In the first stage of development, the Common Areas are established. The Manager has typically been through the bid process for the Contractors who are now maintaining the Community Common Areas. The parcel of land that was dirt and sod is turning into a Community, or better yet a Home Owners Association. This is the time the Manager MUST begin making contacts, and nurturing the homeowners who have purchased homes.
The first stage of the relationship with an owner is the most important. The day to day functions have been on auto run, because the Association Manager is the only responsible party to the Developer. The relationship between the Homeowners and the Developer must be established, so the Association Manager can properly represent owners within the community.

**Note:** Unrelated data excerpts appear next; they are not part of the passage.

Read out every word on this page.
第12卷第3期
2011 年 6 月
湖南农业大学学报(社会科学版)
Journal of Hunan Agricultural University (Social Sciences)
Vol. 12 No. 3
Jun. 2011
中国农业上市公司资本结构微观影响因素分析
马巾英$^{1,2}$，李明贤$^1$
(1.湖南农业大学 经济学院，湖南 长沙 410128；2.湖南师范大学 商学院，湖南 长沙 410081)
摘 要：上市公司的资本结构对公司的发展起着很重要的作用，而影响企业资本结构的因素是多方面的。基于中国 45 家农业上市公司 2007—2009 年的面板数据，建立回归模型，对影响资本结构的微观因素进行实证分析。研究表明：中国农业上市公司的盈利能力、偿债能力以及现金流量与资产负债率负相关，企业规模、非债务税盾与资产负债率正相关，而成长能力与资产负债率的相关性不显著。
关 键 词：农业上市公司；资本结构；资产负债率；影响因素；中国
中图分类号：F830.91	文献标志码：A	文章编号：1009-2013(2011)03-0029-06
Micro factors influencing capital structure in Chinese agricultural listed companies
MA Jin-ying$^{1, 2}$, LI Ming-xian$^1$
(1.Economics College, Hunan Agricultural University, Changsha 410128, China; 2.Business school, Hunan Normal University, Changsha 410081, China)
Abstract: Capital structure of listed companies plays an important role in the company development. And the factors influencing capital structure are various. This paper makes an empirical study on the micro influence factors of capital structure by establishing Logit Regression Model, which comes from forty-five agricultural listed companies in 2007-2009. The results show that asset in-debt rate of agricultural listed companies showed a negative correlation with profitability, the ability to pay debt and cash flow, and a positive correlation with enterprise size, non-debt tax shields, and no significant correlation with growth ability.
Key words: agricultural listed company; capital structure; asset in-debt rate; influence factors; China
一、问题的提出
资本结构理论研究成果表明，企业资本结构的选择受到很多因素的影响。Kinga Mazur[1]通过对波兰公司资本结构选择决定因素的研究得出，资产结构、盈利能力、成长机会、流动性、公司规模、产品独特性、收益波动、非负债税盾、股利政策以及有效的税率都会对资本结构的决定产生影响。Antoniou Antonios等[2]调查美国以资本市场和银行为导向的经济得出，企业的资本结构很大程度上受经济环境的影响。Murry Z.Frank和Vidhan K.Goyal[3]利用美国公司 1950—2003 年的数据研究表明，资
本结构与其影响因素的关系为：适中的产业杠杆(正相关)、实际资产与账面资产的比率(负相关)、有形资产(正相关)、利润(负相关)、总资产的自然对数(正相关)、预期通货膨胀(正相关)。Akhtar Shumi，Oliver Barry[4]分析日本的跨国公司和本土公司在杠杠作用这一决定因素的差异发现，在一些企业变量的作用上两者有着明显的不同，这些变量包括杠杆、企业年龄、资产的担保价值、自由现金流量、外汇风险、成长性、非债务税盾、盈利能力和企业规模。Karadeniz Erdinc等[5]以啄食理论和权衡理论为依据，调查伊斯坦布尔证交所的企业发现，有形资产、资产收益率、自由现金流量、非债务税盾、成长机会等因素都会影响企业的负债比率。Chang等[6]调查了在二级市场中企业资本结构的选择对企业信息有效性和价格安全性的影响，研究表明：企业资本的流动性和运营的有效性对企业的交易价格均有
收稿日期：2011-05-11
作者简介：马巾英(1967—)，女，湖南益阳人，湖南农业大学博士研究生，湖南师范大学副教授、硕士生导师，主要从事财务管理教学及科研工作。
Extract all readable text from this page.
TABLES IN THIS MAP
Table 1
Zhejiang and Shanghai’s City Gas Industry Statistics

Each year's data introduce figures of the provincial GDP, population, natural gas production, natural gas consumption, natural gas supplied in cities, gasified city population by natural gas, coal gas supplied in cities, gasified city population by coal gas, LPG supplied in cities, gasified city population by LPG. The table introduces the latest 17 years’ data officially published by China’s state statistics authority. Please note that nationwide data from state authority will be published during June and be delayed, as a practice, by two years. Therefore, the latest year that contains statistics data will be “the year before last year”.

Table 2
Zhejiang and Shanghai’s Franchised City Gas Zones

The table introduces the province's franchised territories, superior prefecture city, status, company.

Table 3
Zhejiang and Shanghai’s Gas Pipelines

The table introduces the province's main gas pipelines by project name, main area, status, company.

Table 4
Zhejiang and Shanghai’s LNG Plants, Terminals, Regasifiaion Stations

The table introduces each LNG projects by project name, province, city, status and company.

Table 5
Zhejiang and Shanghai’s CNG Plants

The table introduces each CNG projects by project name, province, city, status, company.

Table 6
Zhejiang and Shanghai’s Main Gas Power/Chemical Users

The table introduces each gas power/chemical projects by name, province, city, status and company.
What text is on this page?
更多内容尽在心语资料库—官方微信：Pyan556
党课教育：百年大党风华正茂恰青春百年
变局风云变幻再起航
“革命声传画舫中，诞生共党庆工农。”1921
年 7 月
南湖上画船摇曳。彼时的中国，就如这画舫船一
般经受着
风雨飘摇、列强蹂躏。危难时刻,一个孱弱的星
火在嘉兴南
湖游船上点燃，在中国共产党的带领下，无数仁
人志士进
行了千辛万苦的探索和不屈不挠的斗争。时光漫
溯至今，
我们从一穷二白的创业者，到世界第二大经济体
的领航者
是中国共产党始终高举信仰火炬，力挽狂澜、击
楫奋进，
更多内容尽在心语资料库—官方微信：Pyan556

This leads to the second stage of development, when the Community is nearing the half way mark of being built out: the relationship with owners in the community is implemented. All Associations are required to have an Annual Meeting, during the second stage of development and relationship building. This is the venue where the Homeowners and Developer begin their journey as a team. There are now three parties involved - - - Developer, Association Manager, and Homeowners.
It is imperative that a Shadow Board be established at the Annual Meeting in order for a community to successfully transition into the control of homeowners. A Shadow Board is established to guide the Association Manager in the direction desired by the owners whom have invested their hard earned money in what is considered one of their most valuable assets, their home.
The Manager then enters into stage three of the relationship with the Developer and Shadow Board. During this time, the Shadow Board becomes more involved in the decision making processes. Changes to contracts, additions to the community, budgets, and Committee Development are some areas where Shadow Boards should be asked to contribute. The Association Manager will develop and nurture the relationship with owners and act to see that their vision for the community is being fulfilled while the Developer is still in control of the final decisions for the community and finalizing build out of the Home Owners Association. The Community is finally built out, and the call for a Transition Meeting is made.
The Transition Meeting is where the Developer releases control to the homeowners. Transition often releases the Developer from all financial obligations for the community and places ALL obligations set in the Declarations & Bylaws for the community in the hands of owners who have representatives elected as the first official Board of Directors.
Establishing a Shadow Board prior to Transition is what began the client retention process. A Shadow Board is the voice of the people. During the reign of the Shadow Board, just a few issues such as building defects, drainage, under developed common areas, dues increases, plus many more items can be discussed between the Developer, Association Manager, and the Shadow Board where mutual agreements can be reached. After Transition, the Developer exits the Community with happy home owners, and the Property Management Company has successfully retained the account. The Shadow Board is the catalyst for a wonderful and lasting relationship between all interested parties. The Developer, Association Manager, and Home Owners are all responsible parties in a successful and smooth transition.